Surprise, Surprise, Surprise

I'm not mimicking Gomer Pyle. I'm giving you the secret to creating more value and growing your business. The secret is to deliver positive surprise.

The other day, my son made his first big purchase, buying himself an iPod Nano. After three months of hard work, saving and scrimping, he had finally accumulated enough money. On Saturday, (after he had ordered it and before it had arrived) he came to me with some serious buyer's remorse. He started to realize how much money he had spent to buy this product, how much he had sacrificed to get it and he was filled with regret. As it normally is with kids, this remorse was temporary. But, what happened next teaches us a lot about why Apple is so successful.

He had purchased the Nano to listen to music and to see pictures. What he didn't know was the iPod had games. He was ecstatic. He had received something for free. He didn't know the iPod had a clock and a stop watch. His watch is on the fritz and he basically got a free watch. The iPod had many features he didn't expect and it was smaller than he remembered (especially after seeing his dad's big clunky one). As a result, he was surprised. Positively and substantially surprised. As a result, he has moved from remorse to advocacy.

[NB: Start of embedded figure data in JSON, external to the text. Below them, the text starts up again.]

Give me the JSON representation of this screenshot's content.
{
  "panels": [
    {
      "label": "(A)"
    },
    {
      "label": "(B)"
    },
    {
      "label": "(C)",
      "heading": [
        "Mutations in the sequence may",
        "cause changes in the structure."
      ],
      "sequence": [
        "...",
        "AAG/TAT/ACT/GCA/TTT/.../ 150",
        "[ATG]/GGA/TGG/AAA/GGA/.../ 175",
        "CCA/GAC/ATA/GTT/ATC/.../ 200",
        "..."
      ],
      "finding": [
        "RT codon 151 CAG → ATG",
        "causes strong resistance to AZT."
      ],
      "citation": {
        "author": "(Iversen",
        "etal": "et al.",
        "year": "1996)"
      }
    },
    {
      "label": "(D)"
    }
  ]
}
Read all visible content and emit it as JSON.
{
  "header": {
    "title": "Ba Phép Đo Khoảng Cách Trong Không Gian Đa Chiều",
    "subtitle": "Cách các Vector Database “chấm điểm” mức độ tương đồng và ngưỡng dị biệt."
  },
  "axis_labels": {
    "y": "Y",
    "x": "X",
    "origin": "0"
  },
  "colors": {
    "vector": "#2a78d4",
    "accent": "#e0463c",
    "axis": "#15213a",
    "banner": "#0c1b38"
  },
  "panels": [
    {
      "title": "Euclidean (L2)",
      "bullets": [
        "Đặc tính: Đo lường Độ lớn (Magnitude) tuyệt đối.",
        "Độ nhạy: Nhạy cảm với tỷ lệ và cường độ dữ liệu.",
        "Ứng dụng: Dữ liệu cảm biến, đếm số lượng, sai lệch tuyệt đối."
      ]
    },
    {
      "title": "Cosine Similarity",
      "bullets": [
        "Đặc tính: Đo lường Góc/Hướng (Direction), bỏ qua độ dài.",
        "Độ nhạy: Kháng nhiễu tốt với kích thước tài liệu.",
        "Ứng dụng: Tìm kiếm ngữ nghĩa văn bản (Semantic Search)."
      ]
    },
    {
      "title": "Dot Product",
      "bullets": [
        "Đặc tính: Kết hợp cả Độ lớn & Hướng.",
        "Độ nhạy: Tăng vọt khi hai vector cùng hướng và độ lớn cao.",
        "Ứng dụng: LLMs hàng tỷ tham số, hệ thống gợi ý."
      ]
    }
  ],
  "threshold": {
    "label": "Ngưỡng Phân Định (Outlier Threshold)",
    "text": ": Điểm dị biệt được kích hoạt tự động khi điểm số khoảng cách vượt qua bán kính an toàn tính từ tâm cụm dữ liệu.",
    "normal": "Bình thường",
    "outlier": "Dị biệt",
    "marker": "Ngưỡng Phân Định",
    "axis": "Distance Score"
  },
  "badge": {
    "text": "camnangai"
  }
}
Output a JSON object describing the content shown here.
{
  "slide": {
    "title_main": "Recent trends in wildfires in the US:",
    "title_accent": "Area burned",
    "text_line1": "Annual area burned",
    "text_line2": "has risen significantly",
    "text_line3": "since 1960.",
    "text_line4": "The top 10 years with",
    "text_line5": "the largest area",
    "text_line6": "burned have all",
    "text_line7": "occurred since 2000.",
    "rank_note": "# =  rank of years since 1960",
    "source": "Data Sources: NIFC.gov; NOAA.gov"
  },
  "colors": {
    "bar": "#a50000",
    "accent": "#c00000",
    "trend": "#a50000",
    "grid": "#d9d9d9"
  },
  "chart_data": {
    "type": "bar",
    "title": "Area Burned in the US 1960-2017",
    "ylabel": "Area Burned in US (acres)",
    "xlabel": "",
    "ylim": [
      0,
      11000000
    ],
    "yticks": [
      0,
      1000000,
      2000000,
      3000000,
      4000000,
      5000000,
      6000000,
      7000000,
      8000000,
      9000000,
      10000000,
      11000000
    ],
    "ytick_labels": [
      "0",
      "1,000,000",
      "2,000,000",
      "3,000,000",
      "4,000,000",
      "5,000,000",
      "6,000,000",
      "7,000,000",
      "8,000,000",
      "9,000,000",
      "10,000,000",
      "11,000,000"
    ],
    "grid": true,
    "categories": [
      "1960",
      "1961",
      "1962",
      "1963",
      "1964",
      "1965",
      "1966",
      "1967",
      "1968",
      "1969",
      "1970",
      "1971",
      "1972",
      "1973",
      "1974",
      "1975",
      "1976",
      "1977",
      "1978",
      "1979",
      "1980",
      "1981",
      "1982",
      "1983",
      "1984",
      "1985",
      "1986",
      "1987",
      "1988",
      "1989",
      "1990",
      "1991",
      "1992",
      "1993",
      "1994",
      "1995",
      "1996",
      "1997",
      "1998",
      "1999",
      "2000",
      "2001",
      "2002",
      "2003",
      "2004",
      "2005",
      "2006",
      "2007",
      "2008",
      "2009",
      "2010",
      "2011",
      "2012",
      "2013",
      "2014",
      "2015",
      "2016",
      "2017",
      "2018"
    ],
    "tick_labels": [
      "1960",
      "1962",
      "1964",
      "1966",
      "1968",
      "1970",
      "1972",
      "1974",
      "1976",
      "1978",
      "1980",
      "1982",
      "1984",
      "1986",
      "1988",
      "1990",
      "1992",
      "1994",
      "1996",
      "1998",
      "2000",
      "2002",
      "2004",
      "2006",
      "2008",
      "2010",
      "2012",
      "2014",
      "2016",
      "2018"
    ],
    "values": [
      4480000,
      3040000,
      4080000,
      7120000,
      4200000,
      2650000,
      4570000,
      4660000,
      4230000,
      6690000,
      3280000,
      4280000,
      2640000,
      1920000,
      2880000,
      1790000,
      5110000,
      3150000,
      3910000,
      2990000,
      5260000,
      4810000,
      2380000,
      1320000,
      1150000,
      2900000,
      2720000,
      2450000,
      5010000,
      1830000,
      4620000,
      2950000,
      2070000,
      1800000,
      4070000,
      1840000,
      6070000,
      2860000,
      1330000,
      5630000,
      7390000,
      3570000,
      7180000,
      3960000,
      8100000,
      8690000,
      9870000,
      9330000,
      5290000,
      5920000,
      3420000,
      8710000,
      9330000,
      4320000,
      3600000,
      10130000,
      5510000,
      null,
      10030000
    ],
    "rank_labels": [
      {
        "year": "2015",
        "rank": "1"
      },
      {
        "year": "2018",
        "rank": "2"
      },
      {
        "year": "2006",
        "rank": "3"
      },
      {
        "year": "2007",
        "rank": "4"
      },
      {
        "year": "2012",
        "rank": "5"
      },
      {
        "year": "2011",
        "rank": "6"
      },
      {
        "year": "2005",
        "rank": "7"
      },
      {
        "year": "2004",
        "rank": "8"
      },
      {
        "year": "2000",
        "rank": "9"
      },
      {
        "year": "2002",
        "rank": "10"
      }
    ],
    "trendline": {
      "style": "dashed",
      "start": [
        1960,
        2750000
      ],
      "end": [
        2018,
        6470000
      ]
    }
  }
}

If we want to build value with our customers, we also need to create positive surprise. There are several implications.

1) Apple plays up big general features, but leaves the small, cool features as surprises. Customers aren't told in advance (or aren't told as often.)

2) This means they UNDER market some features. For many marketers, this is very difficult. We want to "sell" everything we have to sell. Yet, the lesson of Apple is less is MORE.

3) Advocacy doesn't come from simply satisfying a need. It comes from exceeding an expectation. Apple had satisfied my son's need (want) for music to take with him. Yet, even before he got it, he was disappointed and sad. Yet, advocacy came when the product did things DIFFERENT than he expected. MORE than he expected. That is when he became an advocate.

4) Companies that want to create value must follow the same course of action. Creating positive surprise is the key.